As a young girl and tender musician, Dr. Rebecca MacLeod longed for a chance to play the violin with her friends. That dream wasn’t possible because her school didn’t have a string instrument program – but it did spur her career choice.

“If I could be an orchestra teacher,” she thought, “there’d be one more orchestra program and one more orchestra for people to play in.”

MacLeod, an assistant professor of music education in the School of Music, Theatre and Dance, now trains the next generation of orchestra teachers, knowing that with every student she mentors, another child somewhere will have a chance to take orchestra in school.

Some of her students work with the Peck Elementary String Program, a music lab collaboration between the School of Music, Theatre and Dance; the Greensboro Symphony; the Music Academy of North Carolina and the elementary school. Students and faculty from UNCG and the music academy provide instruction, the symphony provides the instruments and the school hosts students eager to learn how to play the violin and cello.

The program, supported by Lillian Rauch, began in 2008 as a volunteer elective for third, fourth and fifth grade students. It’s wildly popular among the elementary students. Last year, fifth grade students elected to miss recess three times a week in order to participate in the program. The class started with a dozen students; this year, there are 60 students enrolled. “We always have more children interested than we have instruments,” said MacLeod, who oversees the project.

Students at Peck got a special treat last week when members of the Sphinx Orchestra, the nation’s only all-black and Latino orchestra, visited the school to perform, teach and inspire prior to their public performance at UNCG’s Aycock Auditorium. Part of the Sphinx organization’s vision and mission is to see cultural diversity reflected in classical music and to increase the participation of blacks and Latinos in music programs. Peck’s student population is more than 80 percent black and Latino.
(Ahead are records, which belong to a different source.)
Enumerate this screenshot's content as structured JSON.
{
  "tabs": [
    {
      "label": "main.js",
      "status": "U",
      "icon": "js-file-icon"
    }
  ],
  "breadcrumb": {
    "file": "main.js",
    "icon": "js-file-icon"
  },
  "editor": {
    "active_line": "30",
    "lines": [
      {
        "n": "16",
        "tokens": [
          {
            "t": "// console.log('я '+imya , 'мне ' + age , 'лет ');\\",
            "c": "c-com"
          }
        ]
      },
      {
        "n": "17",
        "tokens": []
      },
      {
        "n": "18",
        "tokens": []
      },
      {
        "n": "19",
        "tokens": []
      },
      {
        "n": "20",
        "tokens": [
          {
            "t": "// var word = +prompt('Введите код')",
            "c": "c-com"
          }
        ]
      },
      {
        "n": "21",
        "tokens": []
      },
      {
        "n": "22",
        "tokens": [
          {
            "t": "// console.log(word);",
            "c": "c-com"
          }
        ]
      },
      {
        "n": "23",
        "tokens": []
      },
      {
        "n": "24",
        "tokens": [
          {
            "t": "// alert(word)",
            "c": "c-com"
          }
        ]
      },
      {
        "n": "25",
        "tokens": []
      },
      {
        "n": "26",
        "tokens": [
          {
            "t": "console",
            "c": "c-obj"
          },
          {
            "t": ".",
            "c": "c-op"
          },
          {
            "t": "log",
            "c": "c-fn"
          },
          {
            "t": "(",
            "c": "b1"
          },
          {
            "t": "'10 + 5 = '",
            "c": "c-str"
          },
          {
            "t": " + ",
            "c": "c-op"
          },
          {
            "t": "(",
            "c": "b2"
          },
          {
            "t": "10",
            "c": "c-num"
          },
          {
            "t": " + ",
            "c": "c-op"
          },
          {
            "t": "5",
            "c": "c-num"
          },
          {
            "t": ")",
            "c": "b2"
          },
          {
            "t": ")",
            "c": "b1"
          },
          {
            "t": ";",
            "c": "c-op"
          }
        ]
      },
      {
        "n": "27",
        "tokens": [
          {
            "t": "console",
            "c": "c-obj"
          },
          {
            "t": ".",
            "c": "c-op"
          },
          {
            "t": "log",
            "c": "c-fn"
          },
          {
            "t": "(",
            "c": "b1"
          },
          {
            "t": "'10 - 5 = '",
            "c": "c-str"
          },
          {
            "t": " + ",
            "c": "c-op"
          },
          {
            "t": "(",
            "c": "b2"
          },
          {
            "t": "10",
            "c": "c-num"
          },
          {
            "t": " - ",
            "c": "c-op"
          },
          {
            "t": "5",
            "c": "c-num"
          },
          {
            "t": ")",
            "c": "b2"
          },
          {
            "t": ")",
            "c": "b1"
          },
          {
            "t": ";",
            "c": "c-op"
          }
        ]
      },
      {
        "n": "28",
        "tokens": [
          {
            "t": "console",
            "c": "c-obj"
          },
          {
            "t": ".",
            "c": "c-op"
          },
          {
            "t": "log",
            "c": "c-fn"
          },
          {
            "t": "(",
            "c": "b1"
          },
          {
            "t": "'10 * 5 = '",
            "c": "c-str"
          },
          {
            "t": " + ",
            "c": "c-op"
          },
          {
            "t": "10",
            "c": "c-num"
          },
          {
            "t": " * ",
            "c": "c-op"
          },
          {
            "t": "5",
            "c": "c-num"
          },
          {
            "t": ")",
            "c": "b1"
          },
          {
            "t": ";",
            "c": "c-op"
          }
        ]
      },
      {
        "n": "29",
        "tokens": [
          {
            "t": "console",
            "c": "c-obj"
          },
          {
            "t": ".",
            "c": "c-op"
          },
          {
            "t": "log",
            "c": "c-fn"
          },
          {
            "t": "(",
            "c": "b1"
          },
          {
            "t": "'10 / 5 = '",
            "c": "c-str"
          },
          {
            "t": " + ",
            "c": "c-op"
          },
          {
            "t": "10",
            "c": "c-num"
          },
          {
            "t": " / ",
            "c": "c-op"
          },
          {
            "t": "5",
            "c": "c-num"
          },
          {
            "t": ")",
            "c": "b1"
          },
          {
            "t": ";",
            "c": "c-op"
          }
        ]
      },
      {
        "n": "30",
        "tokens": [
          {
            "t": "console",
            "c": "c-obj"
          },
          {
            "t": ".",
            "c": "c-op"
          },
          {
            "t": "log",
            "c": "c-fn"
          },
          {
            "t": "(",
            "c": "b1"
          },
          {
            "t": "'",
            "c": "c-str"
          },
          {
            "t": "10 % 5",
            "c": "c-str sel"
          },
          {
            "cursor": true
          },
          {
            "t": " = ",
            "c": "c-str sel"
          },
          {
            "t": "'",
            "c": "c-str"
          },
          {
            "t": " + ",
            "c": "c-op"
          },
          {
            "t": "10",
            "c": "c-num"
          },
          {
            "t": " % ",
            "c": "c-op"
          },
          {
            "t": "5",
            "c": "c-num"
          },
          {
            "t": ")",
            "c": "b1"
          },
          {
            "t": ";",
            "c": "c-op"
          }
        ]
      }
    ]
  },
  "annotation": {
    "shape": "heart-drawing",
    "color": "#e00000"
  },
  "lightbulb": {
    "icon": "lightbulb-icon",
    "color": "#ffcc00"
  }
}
The Peck string program and the Sphinx Orchestra also have a shared mission: to introduce classical music to under-served and underrepresented populations. Peck is a Title I school with a high percentage of students who qualify for free/reduced lunch assistance. “They wouldn’t have a string program — or any instrumental music program — if it wasn’t for this orchestra program,” MacLeod said. “The Peck String Program is one more way that we are trying to increase access to string instruction for students who otherwise would not have the opportunity.”

And for MacLeod, the start of another orchestra program for young musicians is another mission accomplished.